--
Suppose a scale is defined as any unique combination of notes between a given note at the bottom and that same note, one octave up, at the top. Every scale has a minimum of two notes separated by one octave (low "do", high "do"), and a maximum of 12 (the chromatic scale). (It may be possible to generalize to any number of divisions, but I don't know how.) Represented in binary form with 0 representing "there is no note in this slot" and 1 representing "there is a note here" we therefore have
100000000001 (Do, Do)
and
111111111111 (chromatic)
At this point you should be seeing what I didn't for far too long, which is that we obviously have a 10-bit binary array and there are 2^10 unique combinations. But since I want a sum series, I'll go on...
It becomes useful now to qualify the possible scales in terms of the number of filled states, where n=0 is (Do, Do) and n=10 is (chromatic).

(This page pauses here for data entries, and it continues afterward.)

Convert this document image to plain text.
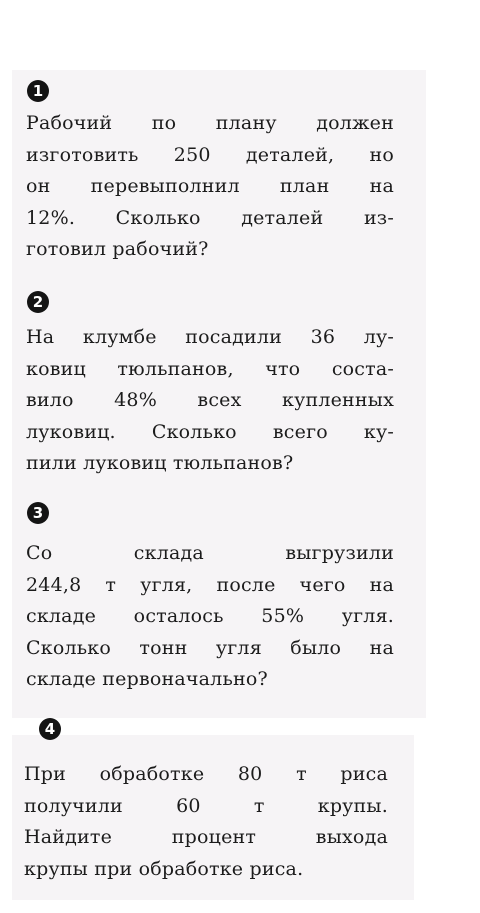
1
Рабочий по плану должен
изготовить 250 деталей, но
он перевыполнил план на
12%. Сколько деталей из-
готовил рабочий?
2
На клумбе посадили 36 лу-
ковиц тюльпанов, что соста-
вило 48% всех купленных
луковиц. Сколько всего ку-
пили луковиц тюльпанов?
3
Со склада выгрузили
244,8 т угля, после чего на
складе осталось 55% угля.
Сколько тонн угля было на
складе первоначально?
4
При обработке 80 т риса
получили 60 т крупы.
Найдите процент выхода
крупы при обработке риса.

In such a notation, filled-note-quantity N(0+n) is identical to N(10-n) insofar as its multiplicity is concerned, because whether we have the 1 as the 'default' and vary the 0s or vice versa makes no difference for counting the total number of possible scales. The interesting values are then
0
1
2
3
4
5
and the total number of possible scales is [2*(N0+N1+N2+N3+N4) + N5]
0 and 1 are easy to count: N(0)=1, N(1)=10.
The rest are a bit more complicated.
N(2) has
111000000001
110100000001
110010000001
etc
and
101100000001
etc
Obviously we could just use 2^u and be done. But lets go on.
There are 9 possibilities for "first note filled", 8 possibilities for "first note empty, second note filled", etc, down to 1 possibility for "first eight notes filled". The formula for sum of all numbers: ∑(F,L)= ( L² - F² + F + L)/2 becomes useful - in this case, we have N(2)=∑(1,9)=45.
Now consider the n=3 case.
For "first note filled" there are ∑(1,8) possibilities. For "first note empty, second note filled" there are ∑(1,7) and so on to "first seven notes empty" with ∑(1,1). Our solution is thus:
N(3) = ∑_{m=1}^{8}∑(1,m) = 36+28+21+15+10+6+3+1= 120
N(4) continues according to similar logic. For "first note filled" there are m=1 to m=7 ∑∑(1,m) possibilities, and so on. "First note open, second note filled" has m=1 to m=6 ∑∑(1,m). Thus we have
N(4) = ∑_{m=1}^{7}∑_{1}^{m}∑(1,m) = 28+2*21+3*15+4*10+5*6+6*3+7*1 = 210
Now we are getting somewhere. Of course, for our 12-note-maximum, we are almost done.
N(5) = ∑_{p=1}^{p=6}∑_{m=1}^{m=p}∑_{1}^{m}∑(1,m) = [21+2*15+3*10+4*6+5*3+6*1]+[15+2*10+3*6+4*3+5*1]+[10+2*6+3*3+4*1]+[6+2*3+3*1]+[3+2*1]+[1] = 252
[2*(N0+N1+N2+N3+N4) + N5] = 2*(1+10+45+120+210)+252 = 1024
--
OBSERVATIONS
That was where I realized I was an idiot and could have just raised 2^10 and been done. Nevertheless, there are some interesting things in the above.
First, none of the components of the final sum are powers of two, except for the trivial case of N(1)=N(10)=2^0.
Second, it appears to follow a predictable pattern and generate some interesting identities: we know that N(6) = N (4), and continuing on from N(5) we get
N(6)=∑_{q=1}^{q=5}∑_{p=1}^{p=q}∑_{m=1}^{m=p}∑_{1}^{m}∑(1,m) = N(4) = ∑_{m=1}^{7}∑_{1}^{m}∑(1,m) \
I haven't tested this one because it would take forever to write out all the sums and it is getting late.
So on for N(6) and N(3) and so on.
Third, the number of interest in each N(n) is (10+1-n). Perhaps the above can be generalized to other powers of 2^u with the number of interest being (u+1-n) and identical formulas:
N(2)=∑(1,u-1)
N(3) = ∑_{m=1}^{u-2}∑(1,m)
And so on. I have not tested this.
Fourth, we can keep going forever using the method that shows up in N(4), N(5), etc, just by replacing the highest value of the farthest-left sum with another variable, and then taking the sum of that that sum while the new variable goes from 1 to u+1-n.
QUESTIONS
Is there a general expression for 2^u as a series sum (basically expressing my last paragraph with math, assuming it's not in error)? What about other bases? Non-integer numbers?
Have I made mistakes?
On a scale of one to 2^10, how frivolous of a waste of time is this?